De nouveau il se dit : « Comment peut-on dépenser tant d’énergie pour un objectif aussi absurde? » et il pensa qu’il lui fallait, lui qui pratiquait vers l’éveil, en avoir bien plus. Il reprit donc sa retraite. Trois ans plus tard, toujours pas le moindre signe de succès dans la pratique… Complètement découragé, il sortit. Chemin faisant, il rencontra une vieille chienne infirme au corps couvert de plaies suppurantes, infectées par des vers dont elle essayait désespérément de se débarrasser. Pris d’une profonde compassion pour cette vieille chienne, il voulut l’aider mais se rendit vite compte qu’en enlevant les vers avec ses doigts, il les écrasait. Éprouvant également une grande compassion pour les vers et pensant pouvoir sans leur faire de mal les enlever avec sa langue, il surmonta sa répugnance, ferma les yeux et se pencha pour lécher. Mais au lieu de rencontrer les plaies, sa langue toucha le sol. Il ouvrit les yeux et, dans un halo de lumière, vit devant lui le bouddha Maitreya. Stupéfait, Asanga dit :

     « Voici douze ans que je médite sur vous et espère vous rencontrer, pourquoi ne m’apparaissez-vous qu’aujourd’hui ? »

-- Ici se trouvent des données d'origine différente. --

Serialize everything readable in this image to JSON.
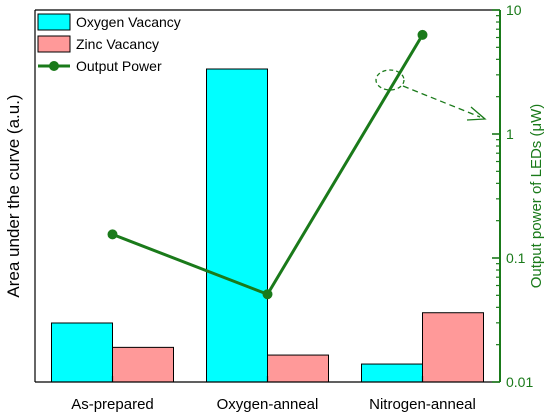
{
  "chart_data": {
    "type": "bar",
    "categories": [
      "As-prepared",
      "Oxygen-anneal",
      "Nitrogen-anneal"
    ],
    "series": [
      {
        "name": "Oxygen Vacancy",
        "kind": "bar",
        "axis": "left",
        "color": "#00ffff",
        "values": [
          0.46,
          2.44,
          0.14
        ]
      },
      {
        "name": "Zinc Vacancy",
        "kind": "bar",
        "axis": "left",
        "color": "#ff9999",
        "values": [
          0.27,
          0.21,
          0.54
        ]
      },
      {
        "name": "Output Power",
        "kind": "line",
        "axis": "right",
        "color": "#1a7a1a",
        "values": [
          0.155,
          0.051,
          6.3
        ]
      }
    ],
    "ylabel": "Area under the curve (a.u.)",
    "ylabel_right": "Output power of LEDs (μW)",
    "y_left_range": [
      0,
      2.9
    ],
    "y_right_scale": "log",
    "y_right_range": [
      0.01,
      10
    ],
    "y_right_ticks": [
      "0.01",
      "0.1",
      "1",
      "10"
    ],
    "legend_position": "top-left",
    "annotation": "dashed ellipse around the Nitrogen-anneal output power point with dashed arrow pointing to the right axis"
  }
}
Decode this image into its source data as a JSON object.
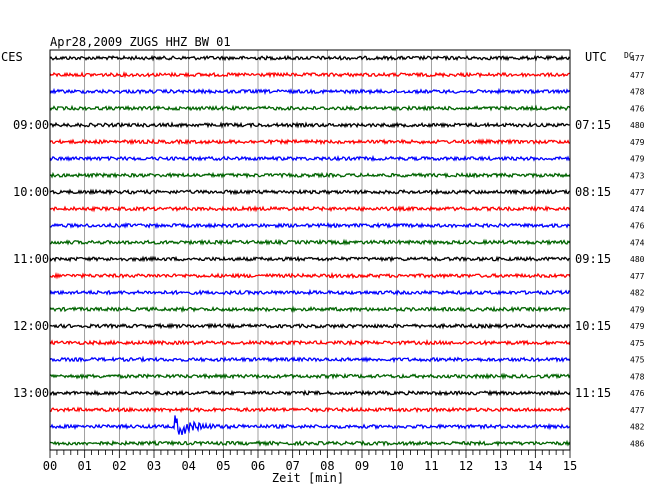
{
  "chart_data": {
    "type": "line",
    "title": "Apr28,2009  ZUGS HHZ BW 01",
    "left_axis_unit": "CES",
    "right_axis_unit": "UTC",
    "dc_label": "DC",
    "xlabel": "Zeit [min]",
    "x_ticks": [
      "00",
      "01",
      "02",
      "03",
      "04",
      "05",
      "06",
      "07",
      "08",
      "09",
      "10",
      "11",
      "12",
      "13",
      "14",
      "15"
    ],
    "xlim": [
      0,
      15
    ],
    "grid": "vertical, every 1 min",
    "rows_count": 24,
    "trace_colors": [
      "#000000",
      "#ff0000",
      "#0000ff",
      "#006400"
    ],
    "left_time_labels": [
      {
        "row": 4,
        "text": "09:00"
      },
      {
        "row": 8,
        "text": "10:00"
      },
      {
        "row": 12,
        "text": "11:00"
      },
      {
        "row": 16,
        "text": "12:00"
      },
      {
        "row": 20,
        "text": "13:00"
      }
    ],
    "right_time_labels": [
      {
        "row": 4,
        "text": "07:15"
      },
      {
        "row": 8,
        "text": "08:15"
      },
      {
        "row": 12,
        "text": "09:15"
      },
      {
        "row": 16,
        "text": "10:15"
      },
      {
        "row": 20,
        "text": "11:15"
      }
    ],
    "dc_values": [
      "477",
      "477",
      "478",
      "476",
      "480",
      "479",
      "479",
      "473",
      "477",
      "474",
      "476",
      "474",
      "480",
      "477",
      "482",
      "479",
      "479",
      "475",
      "475",
      "478",
      "476",
      "477",
      "482",
      "486"
    ],
    "events": [
      {
        "row": 22,
        "start_min": 3.6,
        "amplitude": 3.5,
        "decay_min": 0.9,
        "color": "blue"
      }
    ]
  }
}
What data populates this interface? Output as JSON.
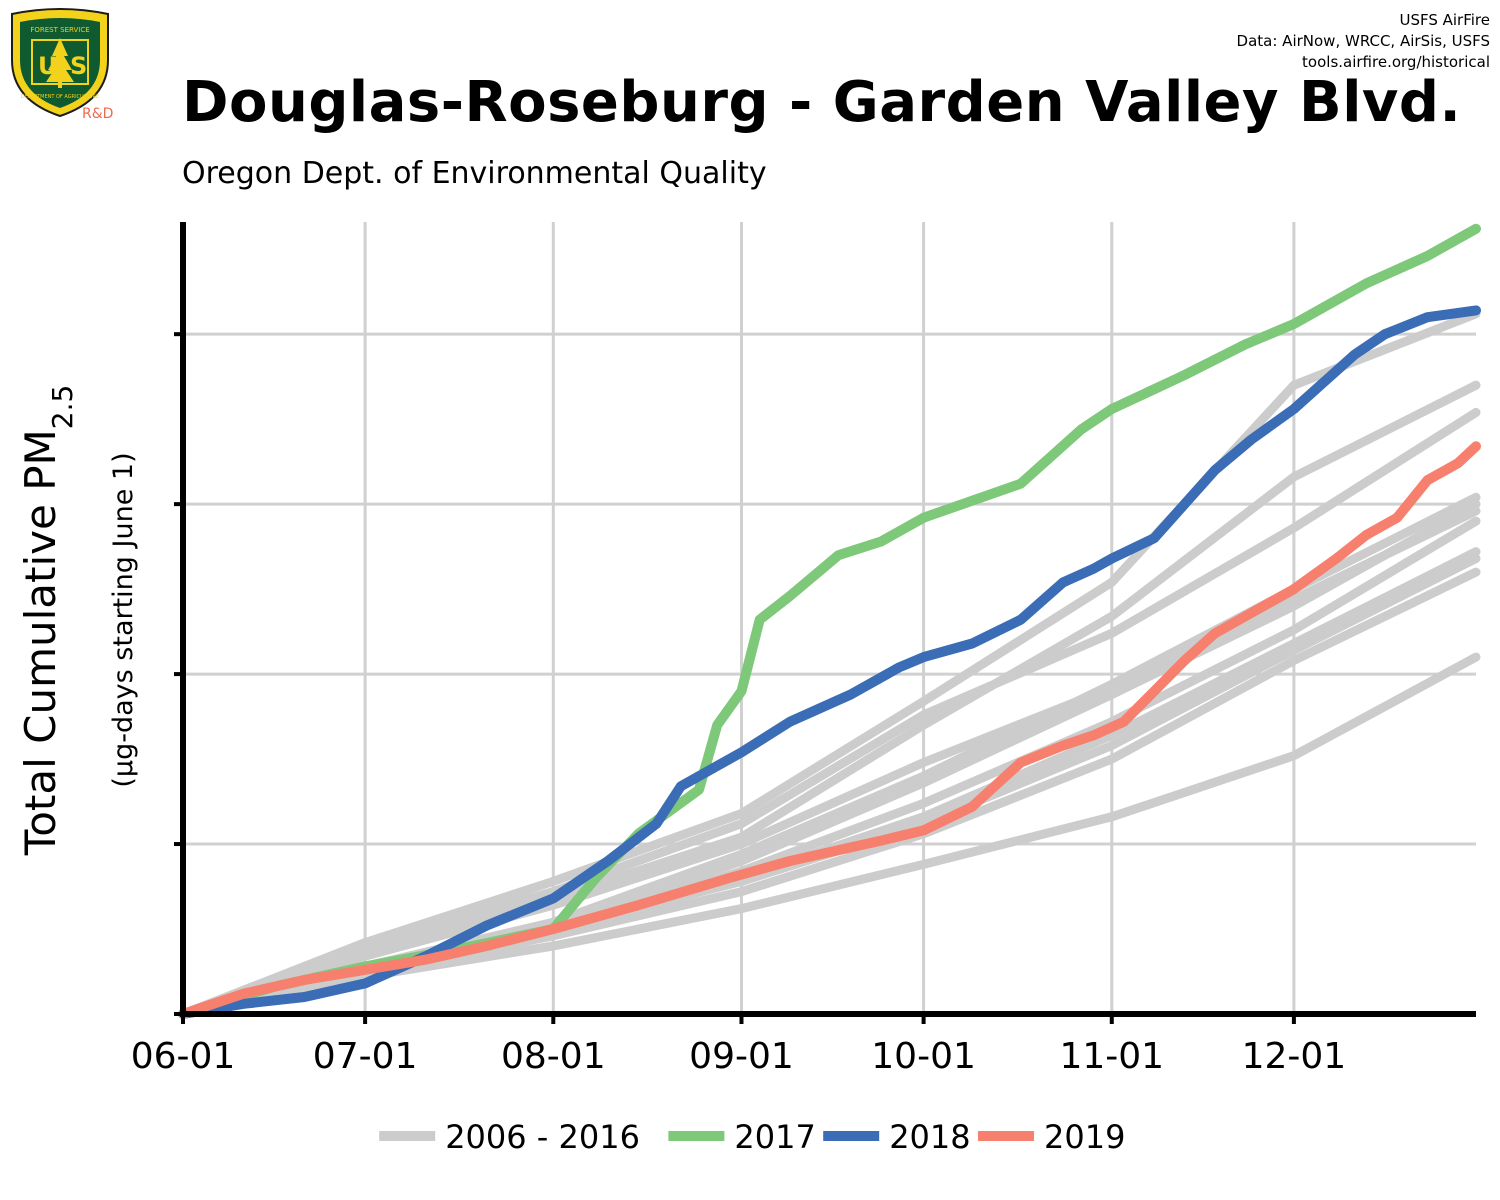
{
  "header": {
    "title": "Douglas-Roseburg - Garden Valley Blvd.",
    "subtitle": "Oregon Dept. of Environmental Quality",
    "credits": [
      "USFS AirFire",
      "Data: AirNow, WRCC, AirSis, USFS",
      "tools.airfire.org/historical"
    ],
    "logo_text": "U S",
    "logo_top_text": "FOREST SERVICE",
    "logo_bottom_text": "DEPARTMENT OF AGRICULTURE",
    "logo_rd": "R&D"
  },
  "chart_data": {
    "type": "line",
    "title": "Douglas-Roseburg - Garden Valley Blvd.",
    "subtitle": "Oregon Dept. of Environmental Quality",
    "ylabel_main": "Total Cumulative PM",
    "ylabel_sub": "2.5",
    "ylabel_units": "(µg-days starting June 1)",
    "x_ticks": [
      "06-01",
      "07-01",
      "08-01",
      "09-01",
      "10-01",
      "11-01",
      "12-01"
    ],
    "x_tick_days": [
      0,
      30,
      61,
      92,
      122,
      153,
      183
    ],
    "xlim": [
      0,
      213
    ],
    "ylim": [
      0,
      2.33
    ],
    "y_ticks": [
      0,
      0.5,
      1.0,
      1.5,
      2.0
    ],
    "y_tick_labels_shown": false,
    "grid": true,
    "legend": {
      "placement": "bottom",
      "entries": [
        "2006 - 2016",
        "2017",
        "2018",
        "2019"
      ]
    },
    "colors": {
      "historical": "#cccccc",
      "2017": "#7ec87a",
      "2018": "#3a6db5",
      "2019": "#f77f6e"
    },
    "historical_label": "2006 - 2016",
    "historical_series": [
      {
        "x": [
          0,
          30,
          61,
          92,
          122,
          153,
          183,
          213
        ],
        "y": [
          0,
          0.12,
          0.23,
          0.36,
          0.53,
          0.75,
          1.04,
          1.3
        ]
      },
      {
        "x": [
          0,
          30,
          61,
          92,
          122,
          153,
          183,
          213
        ],
        "y": [
          0,
          0.13,
          0.25,
          0.39,
          0.56,
          0.79,
          1.07,
          1.34
        ]
      },
      {
        "x": [
          0,
          30,
          61,
          92,
          122,
          153,
          183,
          213
        ],
        "y": [
          0,
          0.12,
          0.24,
          0.4,
          0.58,
          0.82,
          1.09,
          1.36
        ]
      },
      {
        "x": [
          0,
          30,
          61,
          92,
          122,
          153,
          183,
          213
        ],
        "y": [
          0,
          0.13,
          0.26,
          0.45,
          0.68,
          0.94,
          1.2,
          1.5
        ]
      },
      {
        "x": [
          0,
          30,
          61,
          92,
          122,
          153,
          183,
          213
        ],
        "y": [
          0,
          0.14,
          0.27,
          0.47,
          0.7,
          0.97,
          1.25,
          1.52
        ]
      },
      {
        "x": [
          0,
          30,
          61,
          92,
          122,
          153,
          183,
          213
        ],
        "y": [
          0,
          0.11,
          0.2,
          0.31,
          0.44,
          0.58,
          0.76,
          1.05
        ]
      },
      {
        "x": [
          0,
          30,
          61,
          92,
          122,
          153,
          183,
          213
        ],
        "y": [
          0,
          0.13,
          0.25,
          0.42,
          0.62,
          0.86,
          1.13,
          1.45
        ]
      },
      {
        "x": [
          0,
          30,
          61,
          92,
          122,
          153,
          183,
          213
        ],
        "y": [
          0,
          0.17,
          0.32,
          0.5,
          0.74,
          0.96,
          1.22,
          1.48
        ]
      },
      {
        "x": [
          0,
          30,
          61,
          92,
          122,
          153,
          183,
          213
        ],
        "y": [
          0,
          0.2,
          0.36,
          0.56,
          0.88,
          1.12,
          1.43,
          1.77
        ]
      },
      {
        "x": [
          0,
          30,
          61,
          92,
          122,
          153,
          183,
          213
        ],
        "y": [
          0,
          0.19,
          0.34,
          0.52,
          0.85,
          1.17,
          1.58,
          1.85
        ]
      },
      {
        "x": [
          0,
          30,
          61,
          92,
          122,
          153,
          183,
          213
        ],
        "y": [
          0,
          0.21,
          0.39,
          0.59,
          0.92,
          1.27,
          1.85,
          2.06
        ]
      }
    ],
    "series": [
      {
        "name": "2017",
        "x": [
          0,
          15,
          30,
          45,
          61,
          68,
          75,
          85,
          88,
          92,
          95,
          100,
          108,
          115,
          122,
          130,
          138,
          148,
          153,
          165,
          175,
          183,
          195,
          205,
          213
        ],
        "y": [
          0,
          0.08,
          0.14,
          0.19,
          0.25,
          0.4,
          0.53,
          0.66,
          0.85,
          0.95,
          1.16,
          1.23,
          1.35,
          1.39,
          1.46,
          1.51,
          1.56,
          1.72,
          1.78,
          1.88,
          1.97,
          2.03,
          2.15,
          2.23,
          2.31
        ]
      },
      {
        "name": "2018",
        "x": [
          0,
          10,
          20,
          30,
          40,
          50,
          61,
          70,
          78,
          82,
          92,
          100,
          110,
          118,
          122,
          130,
          138,
          145,
          150,
          153,
          160,
          165,
          170,
          176,
          183,
          188,
          193,
          198,
          205,
          213
        ],
        "y": [
          0,
          0.03,
          0.05,
          0.09,
          0.17,
          0.26,
          0.34,
          0.45,
          0.56,
          0.67,
          0.77,
          0.86,
          0.94,
          1.02,
          1.05,
          1.09,
          1.16,
          1.27,
          1.31,
          1.34,
          1.4,
          1.5,
          1.6,
          1.69,
          1.78,
          1.86,
          1.94,
          2.0,
          2.05,
          2.07
        ]
      },
      {
        "name": "2019",
        "x": [
          0,
          10,
          20,
          30,
          40,
          50,
          61,
          75,
          90,
          100,
          115,
          122,
          130,
          138,
          145,
          150,
          155,
          160,
          165,
          170,
          175,
          183,
          190,
          195,
          200,
          205,
          210,
          213
        ],
        "y": [
          0,
          0.06,
          0.1,
          0.13,
          0.16,
          0.2,
          0.25,
          0.32,
          0.4,
          0.45,
          0.51,
          0.54,
          0.61,
          0.74,
          0.79,
          0.82,
          0.86,
          0.95,
          1.04,
          1.12,
          1.17,
          1.25,
          1.34,
          1.41,
          1.46,
          1.57,
          1.62,
          1.67
        ]
      }
    ]
  }
}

Maitreya lui expliqua qu’il avait été à ses côtés depuis le début, mais que ses nombreux voiles l’avaient jusqu’à maintenant empêché de le voir, et que ce n’était qu’aujourd’hui, dans la grande compassion qu’il venait d’éprouver pour la vieille chienne, que ses derniers voiles s’étaient dissipés. Il ajouta :

« Si tu as des doutes, prends-moi sur ton épaule et allons au village. »

Asanga prit Maitreya sur son épaule et, rencontrant des villageois, il leur demanda, tout content : « Voyez-vous qui est sur mon épaule ? »

Mais personne ne voyait rien. Il n’y eut qu’une vieille femme, dont le karma était particulièrement bon, qui vit une vieille chienne infirme avec des plaies suppurantes !
Asanga devint un grand maître du mahâyâna, et Maitreya lui transmit le cycle d’enseignements connu comme les « Cinq enseignements de Maitreya ».